Le "loleur" devenu influenceur
Puis la blague était devenue de plus en plus sérieuse. Plusieurs marques avaient toqué à la porte de sa chambre. En 2018, la Ligue nationale de rugby lui avait donné les clés de ses réseaux sociaux. L'Olympique de Marseille, son club de cœur, lui avait proposé la même chose par la suite.
"Philou" avait fini par prendre une agente (Julie), s'était engagé avec PMU, Boulanger… Mais monsieur avait ses règles, comme il l'avait souligné fin 2020 auprès de Ouest-France : "Je peux vendre leurs produits. Mais en étant honnête. Je travaille avec PMU, je vais pas tweeter : 'Les paris sportifs, c'est super, tu gagnes ta vie !' C'est pas moi ça. Il ne faut pas que ça mette en danger le quotidien et le salaire des gens. Je ne survends pas. Je suis honnête."
Ces partenariats lui permettaient de "vivre très bien", "suffisamment pour [s]e payer les abonnements aux chaînes de sport". "J'étais programmé pour gagner 950 euros par mois avec les aides [allouées aux personnes handicapées]."

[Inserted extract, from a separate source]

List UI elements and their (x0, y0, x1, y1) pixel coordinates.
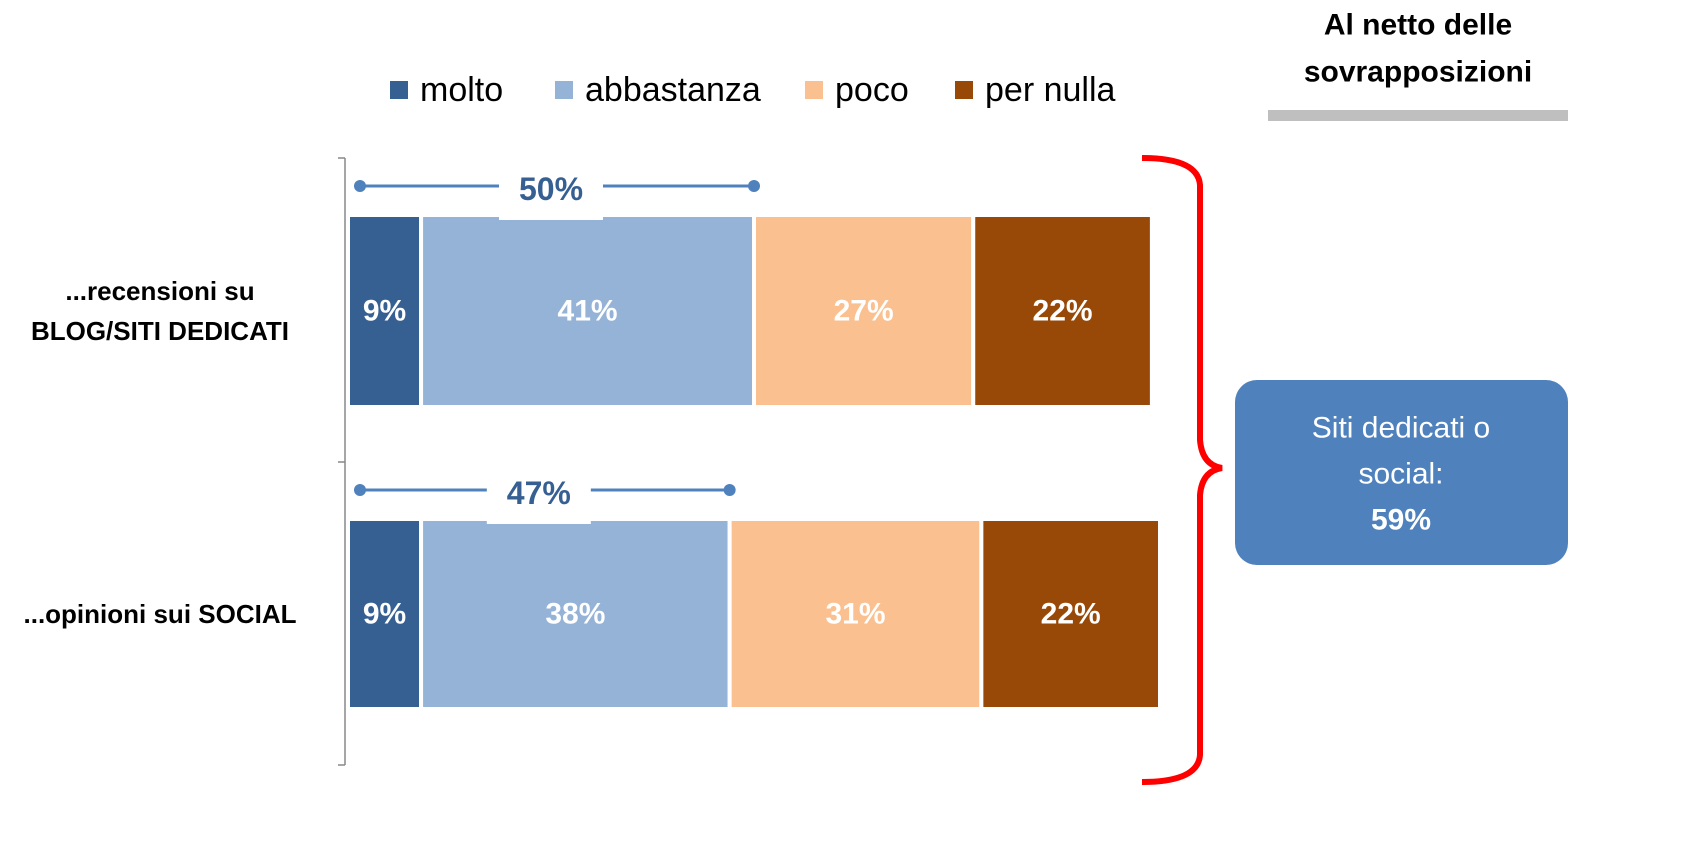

En février, pour booster la campagne de vaccination contre le Covid-19, le ministère des Sports l'avait suivi avec une caméra lors de sa deuxième injection.
Pour l'anecdote, Emmanuel Macron lui-même voulait le rencontrer. "Le jour où il a fait la conférence sur les nouvelles lois handicap, j'ai reçu, avec le liseré républicain, un message : 'Monsieur Macron voudrait bien vous convier à une conférence.' Je n'y suis pas allé, avait-il révélé à Ouest-France. Je savais très bien que ma venue allait être instrumentalisée. D'ailleurs, j'ai vu, à la fin de la conférence, qu'ils ont mis deux handicapés sur l'estrade pour faire la photo… Et voilà. Après, je n'ai rien contre Macron, mais je ne veux pas servir à des fins politiques."
Un homme avec le cœur sur la main
Malgré son succès, Philousports était loin d'avoir pris la grosse tête. Pas une remarque sur un début de melonite, bien au contraire. Tout le monde l'a toujours décrit comme un homme avec le cœur sur la main. A l'image du journaliste Antoine Maes, qui a collaboré avec le "Zidane du gif" pour le site de 20 minutes. Philousports y avait notamment commenté le Mondial 2014. Bénévolement. "La seule façon qu'on avait eue de le remercier, cela avait été de lui ramener de notre séjour au Brésil pour le Mondial un maillot de Santos [un club brésilien] et une petite boîte de chocolats, se souvient Antoine Maes, interrogé par L'Equipe. Et lui, qu'est-ce qu'il avait fait ? Il nous avait remerciés qu'on le remercie en nous renvoyant une boîte de Figolu... Il n'y en a pas beaucoup des comme ça !"
Depuis samedi, beaucoup de ceux qui lui rendent hommage y vont eux aussi de leur petite anecdote. Vanessa Le Moigne, journaliste à beIN Sports, a évoqué les innombrables échanges avec celui qu'elle décrit "comme un grand frère". "Il disait qu'on lui donnait de la force. C'est lui qui [en] donnait", souligne-t-elle. Car Philousports était toujours là pour tout le monde.